Sta quindi accadendo con questo sinodo, quasi per scelta volontaria del papa e delle alte gerarchie, ciò che inopinatamente accadde con il concilio Vaticano II: cioè il suo raddoppiarsi in un concilio “esterno”, molto attivo sui media e rispondente ad altri criteri, capace di influire in modo determinante sul vero concilio.

Un anno fa, in uno dei suoi ultimissimi discorsi da papa, dopo l’annuncio delle dimissioni, Benedetto XVI evocò quei due concili paralleli, da lui stesso vissuti drammaticamente in prima persona, con parole di chiarezza lampante.
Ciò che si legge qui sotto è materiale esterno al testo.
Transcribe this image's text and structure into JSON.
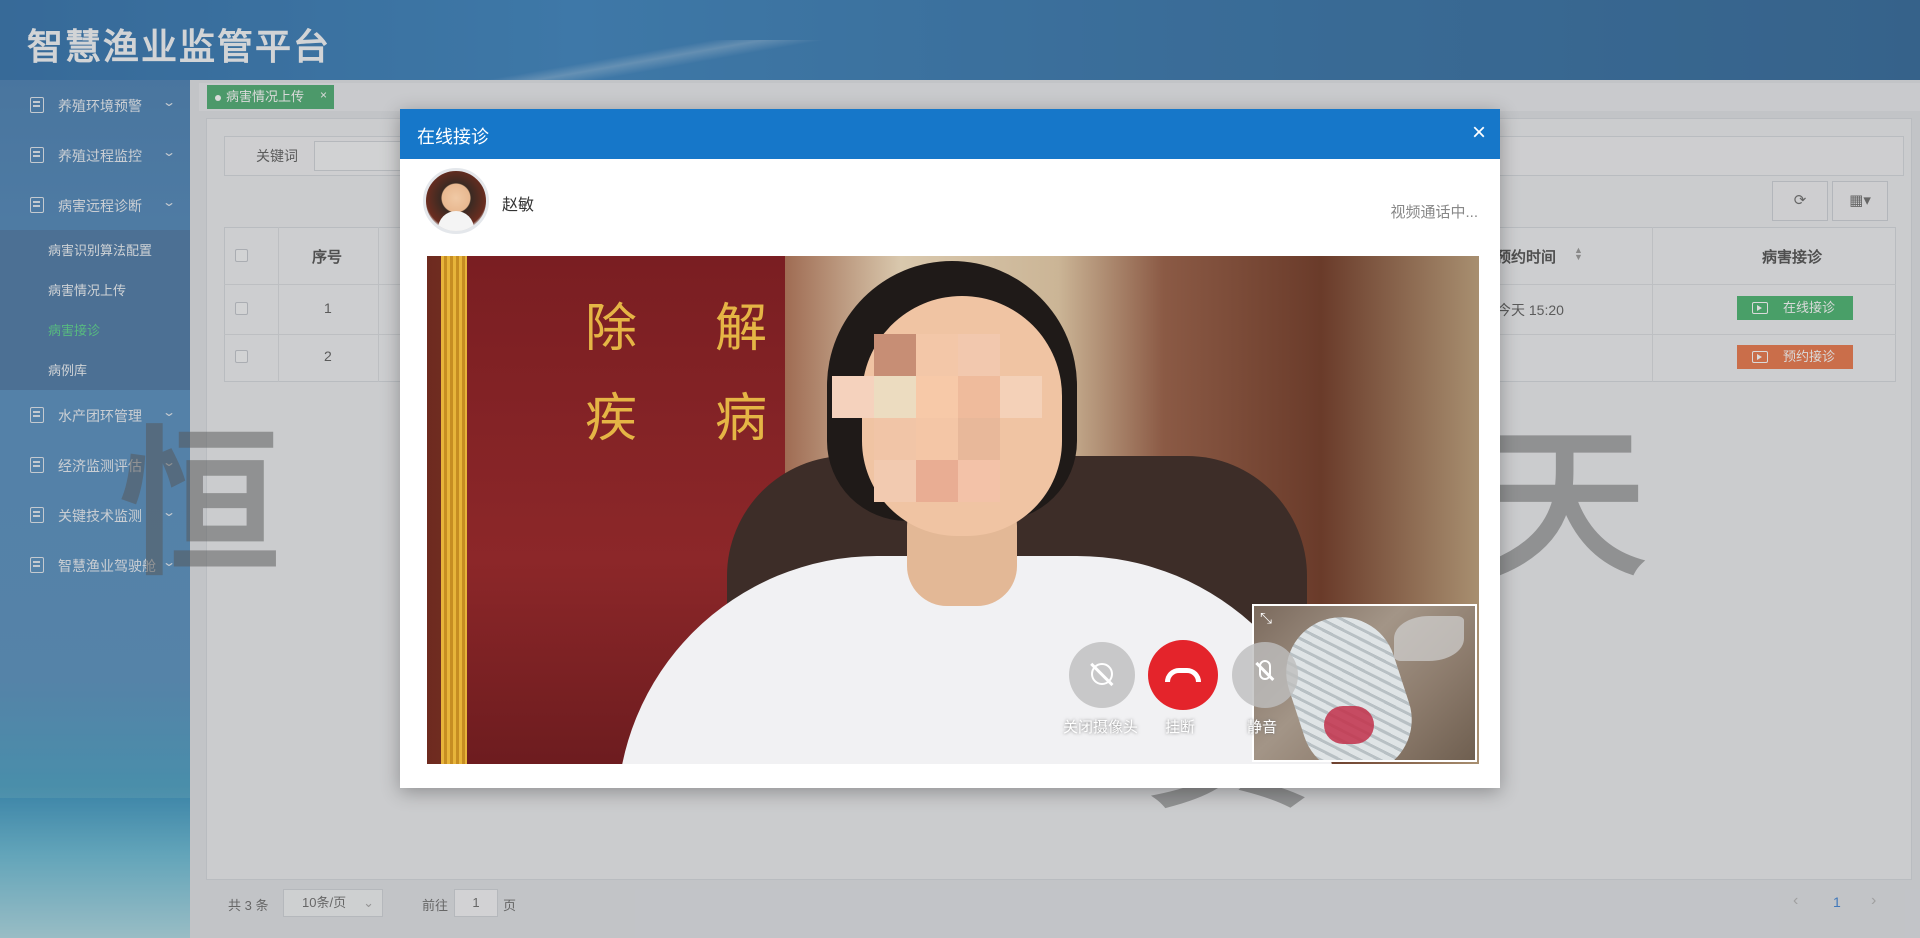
{
  "app": {
    "title": "智慧渔业监管平台"
  },
  "sidebar": {
    "items": [
      {
        "label": "养殖环境预警"
      },
      {
        "label": "养殖过程监控"
      },
      {
        "label": "病害远程诊断"
      },
      {
        "label": "水产团环管理"
      },
      {
        "label": "经济监测评估"
      },
      {
        "label": "关键技术监测"
      },
      {
        "label": "智慧渔业驾驶舱"
      }
    ],
    "submenu": [
      {
        "label": "病害识别算法配置"
      },
      {
        "label": "病害情况上传"
      },
      {
        "label": "病害接诊",
        "active": true
      },
      {
        "label": "病例库"
      }
    ]
  },
  "tabs": [
    {
      "label": "病害情况上传",
      "close": "×"
    }
  ],
  "search": {
    "keyword_label": "关键词"
  },
  "toolbar": {
    "refresh_icon": "refresh-icon",
    "columns_icon": "grid-icon"
  },
  "table": {
    "headers": {
      "index": "序号",
      "appoint_time": "预约时间",
      "action": "病害接诊"
    },
    "rows": [
      {
        "index": "1",
        "appoint_time": "今天 15:20",
        "action": "在线接诊",
        "action_color": "#2aa857"
      },
      {
        "index": "2",
        "appoint_time": "",
        "action": "预约接诊",
        "action_color": "#e8602c"
      }
    ]
  },
  "pagination": {
    "total": "共 3 条",
    "page_size": "10条/页",
    "goto_prefix": "前往",
    "goto_value": "1",
    "goto_suffix": "页",
    "current": "1",
    "prev": "‹",
    "next": "›"
  },
  "watermark": {
    "text": "恒 天 翼"
  },
  "modal": {
    "title": "在线接诊",
    "close": "×",
    "caller_name": "赵敏",
    "status": "视频通话中...",
    "controls": {
      "camera_off": "关闭摄像头",
      "hangup": "挂断",
      "mute": "静音"
    }
  },
  "colors": {
    "header": "#1a6fb5",
    "modal_header": "#1677c9",
    "hangup": "#e4242b",
    "active_menu": "#3fd07a"
  }
}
Disse tra l’altro: “C’era il concilio dei Padri – il vero concilio –, ma c’era anche il concilio dei media. Era quasi un concilio a sé, e il mondo ha percepito il concilio tramite questi, tramite i media. “Quindi il concilio immediatamente efficiente arrivato al popolo è stato quello dei media, non quello dei Padri. “Il concilio dei giornalisti non si è realizzato, naturalmente, all’interno della fede, ma all’interno delle categorie dei media di oggi, cioè fuori dalla fede, con un’ermeneutica diversa. “Era un’ermeneutica politica. Per i media il concilio era una lotta politica, una lotta di potere tra diverse correnti nella Chiesa. Era ovvio che i media prendessero posizione per quella parte che a loro appariva quella più confacente con il loro mondo. “Sappiamo come questo concilio dei media fosse accessibile a tutti. Quindi, questo era quello dominante, più efficiente, ed ha creato tante calamità, tanti problemi, realmente tante miserie: seminari chiusi, conventi chiusi, liturgia banalizzata… E il vero concilio ha avuto difficoltà a concretizzarsi, a realizzarsi. Il concilio virtuale era più forte del concilio reale”.

Come questo paradigma “esterno”, prodotto per il mondo e per effetto del mondo, divenne un vero e proprio canone ricostruttivo e interpretativo del concilio Vaticano II, così rischia di accadere col sinodo sulla famiglia indetto da papa Francesco. È un paradigma che sta cambiando anche la presenza della Chiesa sulla scena pubblica, dove proprio la famiglia è sottoposta alle sfide più cruciali.

Ne è sintomo un articolo uscito sull’ultimo numero de “La Civiltà Cattolica”, la rivista dei gesuiti di Roma che col papa gesuita ha visto crescere il suo ruolo di portavoce ufficiosa del vertice della Chiesa. L’autore dell’articolo, padre GianPaolo Salvini – già direttore della rivista e amicissimo dello scomparso cardinale Carlo Maria Martini – ha ripescato un documento di un anno fa di una commissione della conferenza episcopale francese e lo ha ripresentato come fosse il modello di presenza ideale della Chiesa sulla scena pubblica, il più al passo con i tempi. Certo, la visione cristiana del matrimonio non è la stessa che oggi si sta imponendo in vari paesi. Ma per “La Civiltà Cattolica” ciò non deve offrire alla Chiesa spunto di “polemica accesa” o di condanna:

“Non dobbiamo aver paura che i nostri modi di vivere entrino in contraddizione con le norme in voga nella società attuale. L’importante è che la nostra testimonianza appaia non come un giudizio sugli altri, ma come coerenza tra la nostra fede e le nostre azioni. In questo modo sarà possibile dare un apporto costruttivo anche all’intera società”. Per un breve periodo l’episcopato francese, quando era suo presidente l’arcivescovo di Parigi André Vingt-Trois, si era impegnato con vigore nel contrastare la rivoluzione sessuale voluta dal presidente François Hollande. E Benedetto XVI aveva dato loro pieno appoggio, col tagliente suo ultimo discorso prenatalizio alla curia romana del 21 dicembre 2012.

Ma poi, una volta divenuto legge il matrimonio omosessuale, i vescovi francesi si sono ritirati dalla scena pubblica, nonostante le piazze continuino a riempirsi di cattolici, ebrei, musulmani, agnostici contrari a questa e ad altre leggi similari. Allo spirito di minoranza creativa e combattiva i vescovi di Francia hanno sostituito uno spirito di minoranza puramente testimoniale, paga degli “spunti positivi contenuti nelle ragioni degli altri” e aliena da condanne: “Chi sono io per giudicare?”.

E per questo hanno ricevuto il plauso dei gesuiti di Roma, che li hanno eletti a modello per la Chiesa universale con l’imprimatur delle autorità vaticane e in definitiva del papa. Col rischio che, attenendosi a questo modello, si instauri tra la Chiesa e le potenze mondane un rapporto non di dialogo ma di sottomissione, come per i “dhimmi” in una società musulmana.